If you had talked to me a year ago about my adoptive parents, I would have been nicer than if you had talked to me twenty years ago. I've come along way in my thinking about them. I always loved them. But I was really upset with them for much of my adolescence.
In that, I don't think I'm special. Many kids go through that. My phase, though, lasted well into my twenties. I had a lot of issues with them.
But once I moved away, that began to subside. I began to get some perspective. And most importantly, though I never said anything to them directly, I forgave them for being human. I hadn't forgotten their flaws. I just recognized that we all have them.

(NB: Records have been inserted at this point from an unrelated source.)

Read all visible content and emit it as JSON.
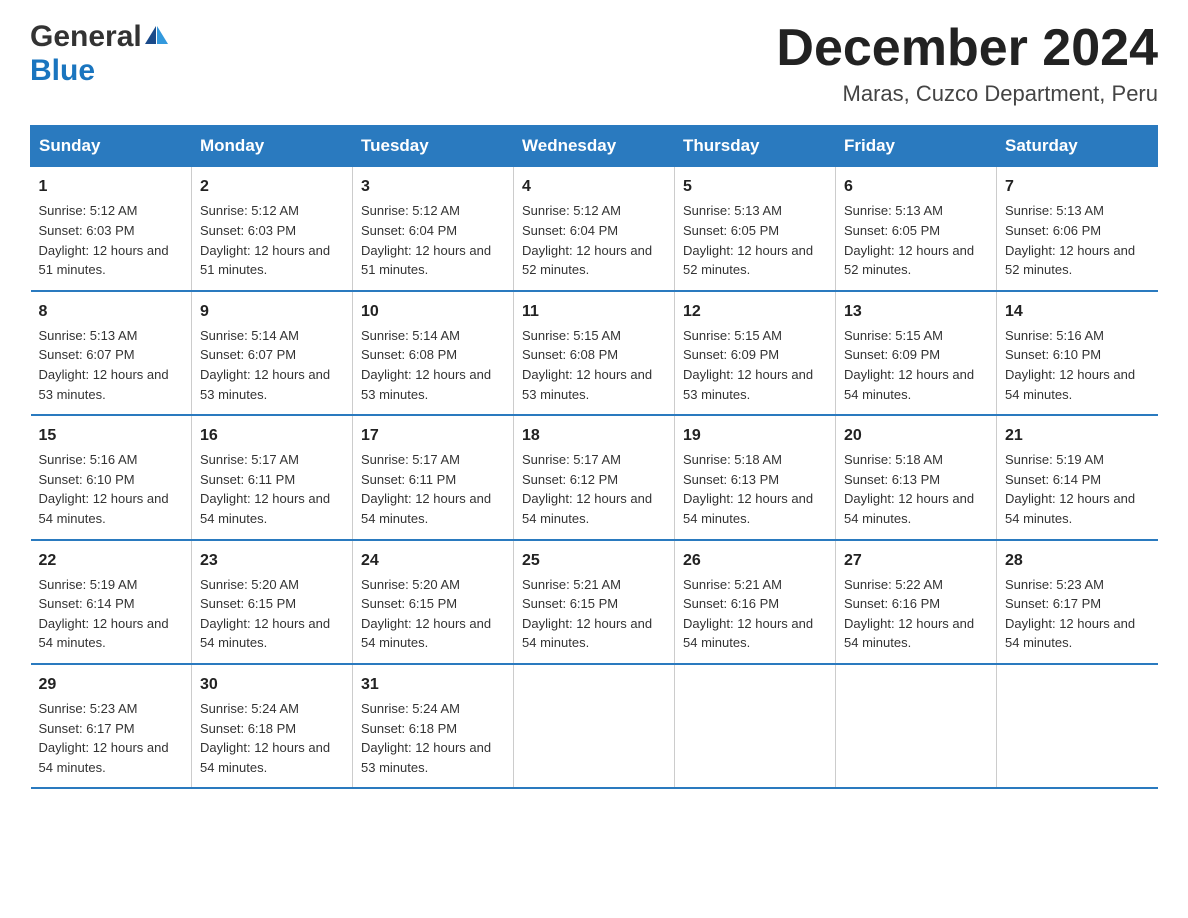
{
  "header": {
    "logo_general": "General",
    "logo_blue": "Blue",
    "month_title": "December 2024",
    "location": "Maras, Cuzco Department, Peru"
  },
  "calendar": {
    "days_of_week": [
      "Sunday",
      "Monday",
      "Tuesday",
      "Wednesday",
      "Thursday",
      "Friday",
      "Saturday"
    ],
    "weeks": [
      [
        {
          "day": "1",
          "sunrise": "5:12 AM",
          "sunset": "6:03 PM",
          "daylight": "12 hours and 51 minutes."
        },
        {
          "day": "2",
          "sunrise": "5:12 AM",
          "sunset": "6:03 PM",
          "daylight": "12 hours and 51 minutes."
        },
        {
          "day": "3",
          "sunrise": "5:12 AM",
          "sunset": "6:04 PM",
          "daylight": "12 hours and 51 minutes."
        },
        {
          "day": "4",
          "sunrise": "5:12 AM",
          "sunset": "6:04 PM",
          "daylight": "12 hours and 52 minutes."
        },
        {
          "day": "5",
          "sunrise": "5:13 AM",
          "sunset": "6:05 PM",
          "daylight": "12 hours and 52 minutes."
        },
        {
          "day": "6",
          "sunrise": "5:13 AM",
          "sunset": "6:05 PM",
          "daylight": "12 hours and 52 minutes."
        },
        {
          "day": "7",
          "sunrise": "5:13 AM",
          "sunset": "6:06 PM",
          "daylight": "12 hours and 52 minutes."
        }
      ],
      [
        {
          "day": "8",
          "sunrise": "5:13 AM",
          "sunset": "6:07 PM",
          "daylight": "12 hours and 53 minutes."
        },
        {
          "day": "9",
          "sunrise": "5:14 AM",
          "sunset": "6:07 PM",
          "daylight": "12 hours and 53 minutes."
        },
        {
          "day": "10",
          "sunrise": "5:14 AM",
          "sunset": "6:08 PM",
          "daylight": "12 hours and 53 minutes."
        },
        {
          "day": "11",
          "sunrise": "5:15 AM",
          "sunset": "6:08 PM",
          "daylight": "12 hours and 53 minutes."
        },
        {
          "day": "12",
          "sunrise": "5:15 AM",
          "sunset": "6:09 PM",
          "daylight": "12 hours and 53 minutes."
        },
        {
          "day": "13",
          "sunrise": "5:15 AM",
          "sunset": "6:09 PM",
          "daylight": "12 hours and 54 minutes."
        },
        {
          "day": "14",
          "sunrise": "5:16 AM",
          "sunset": "6:10 PM",
          "daylight": "12 hours and 54 minutes."
        }
      ],
      [
        {
          "day": "15",
          "sunrise": "5:16 AM",
          "sunset": "6:10 PM",
          "daylight": "12 hours and 54 minutes."
        },
        {
          "day": "16",
          "sunrise": "5:17 AM",
          "sunset": "6:11 PM",
          "daylight": "12 hours and 54 minutes."
        },
        {
          "day": "17",
          "sunrise": "5:17 AM",
          "sunset": "6:11 PM",
          "daylight": "12 hours and 54 minutes."
        },
        {
          "day": "18",
          "sunrise": "5:17 AM",
          "sunset": "6:12 PM",
          "daylight": "12 hours and 54 minutes."
        },
        {
          "day": "19",
          "sunrise": "5:18 AM",
          "sunset": "6:13 PM",
          "daylight": "12 hours and 54 minutes."
        },
        {
          "day": "20",
          "sunrise": "5:18 AM",
          "sunset": "6:13 PM",
          "daylight": "12 hours and 54 minutes."
        },
        {
          "day": "21",
          "sunrise": "5:19 AM",
          "sunset": "6:14 PM",
          "daylight": "12 hours and 54 minutes."
        }
      ],
      [
        {
          "day": "22",
          "sunrise": "5:19 AM",
          "sunset": "6:14 PM",
          "daylight": "12 hours and 54 minutes."
        },
        {
          "day": "23",
          "sunrise": "5:20 AM",
          "sunset": "6:15 PM",
          "daylight": "12 hours and 54 minutes."
        },
        {
          "day": "24",
          "sunrise": "5:20 AM",
          "sunset": "6:15 PM",
          "daylight": "12 hours and 54 minutes."
        },
        {
          "day": "25",
          "sunrise": "5:21 AM",
          "sunset": "6:15 PM",
          "daylight": "12 hours and 54 minutes."
        },
        {
          "day": "26",
          "sunrise": "5:21 AM",
          "sunset": "6:16 PM",
          "daylight": "12 hours and 54 minutes."
        },
        {
          "day": "27",
          "sunrise": "5:22 AM",
          "sunset": "6:16 PM",
          "daylight": "12 hours and 54 minutes."
        },
        {
          "day": "28",
          "sunrise": "5:23 AM",
          "sunset": "6:17 PM",
          "daylight": "12 hours and 54 minutes."
        }
      ],
      [
        {
          "day": "29",
          "sunrise": "5:23 AM",
          "sunset": "6:17 PM",
          "daylight": "12 hours and 54 minutes."
        },
        {
          "day": "30",
          "sunrise": "5:24 AM",
          "sunset": "6:18 PM",
          "daylight": "12 hours and 54 minutes."
        },
        {
          "day": "31",
          "sunrise": "5:24 AM",
          "sunset": "6:18 PM",
          "daylight": "12 hours and 53 minutes."
        },
        null,
        null,
        null,
        null
      ]
    ]
  }
}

So a year ago (say) I would have said mostly positive things about my parents. But I wouldn't have said they were perfect. I had real complaints about my childhood. And while I don't care to rehash those now, here, I think I would have been honest about my own feelings about my childhood.

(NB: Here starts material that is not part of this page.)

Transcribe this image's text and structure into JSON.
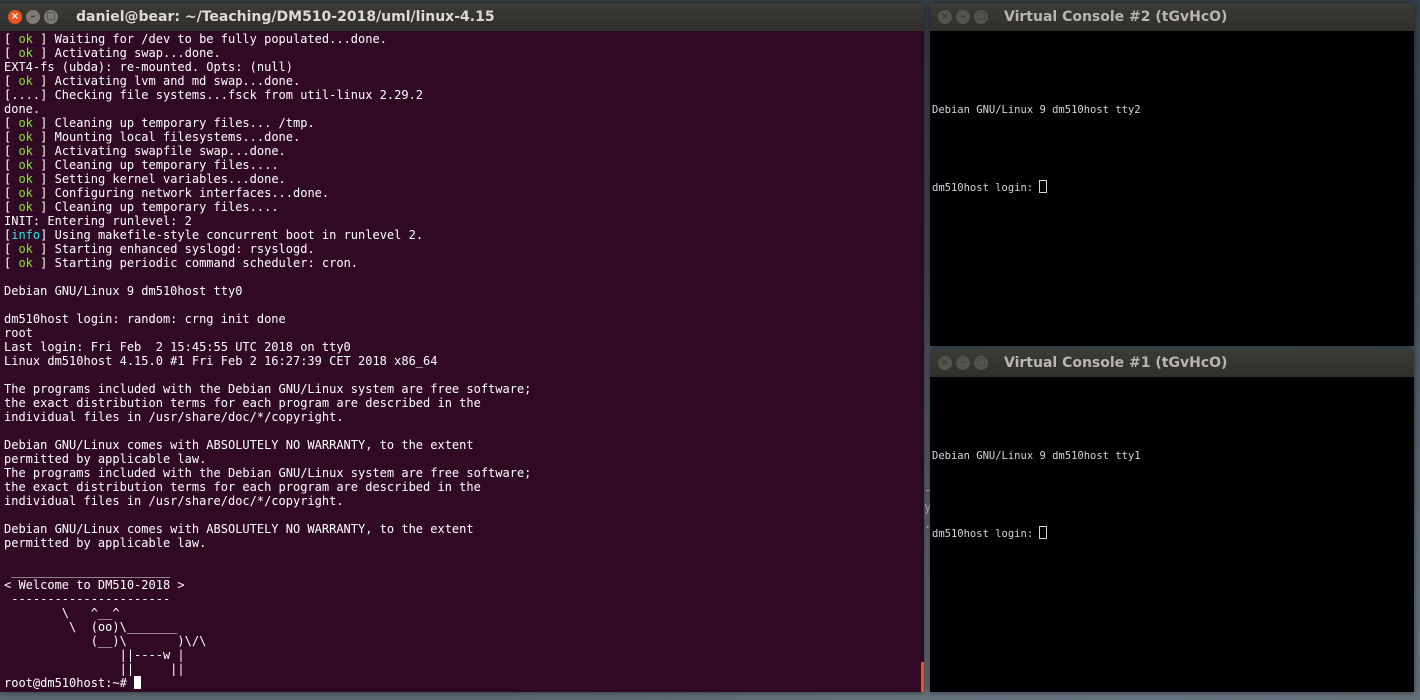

Since finding my birth mother, though, that has all changed. It's almost as if, to protect my birth mother, and to prove my loyalty to my adoptive parents, I feel the need to rewrite history. I have to paint a rosier picture than the one I would have painted before finding her. I have to eliminate all the bad from the story of my life. I would feel horrible saying anything negative about my adoptive parents. And I wouldn't want her to feel bad for any of it.
So I purify my own biography. I don't know if I'm being dishonest or if I'm beginning to recognize more of the good than I had before. But I suspect it's the former. And that's bad all around. Yet I don't know how to overcome the impulse to purify.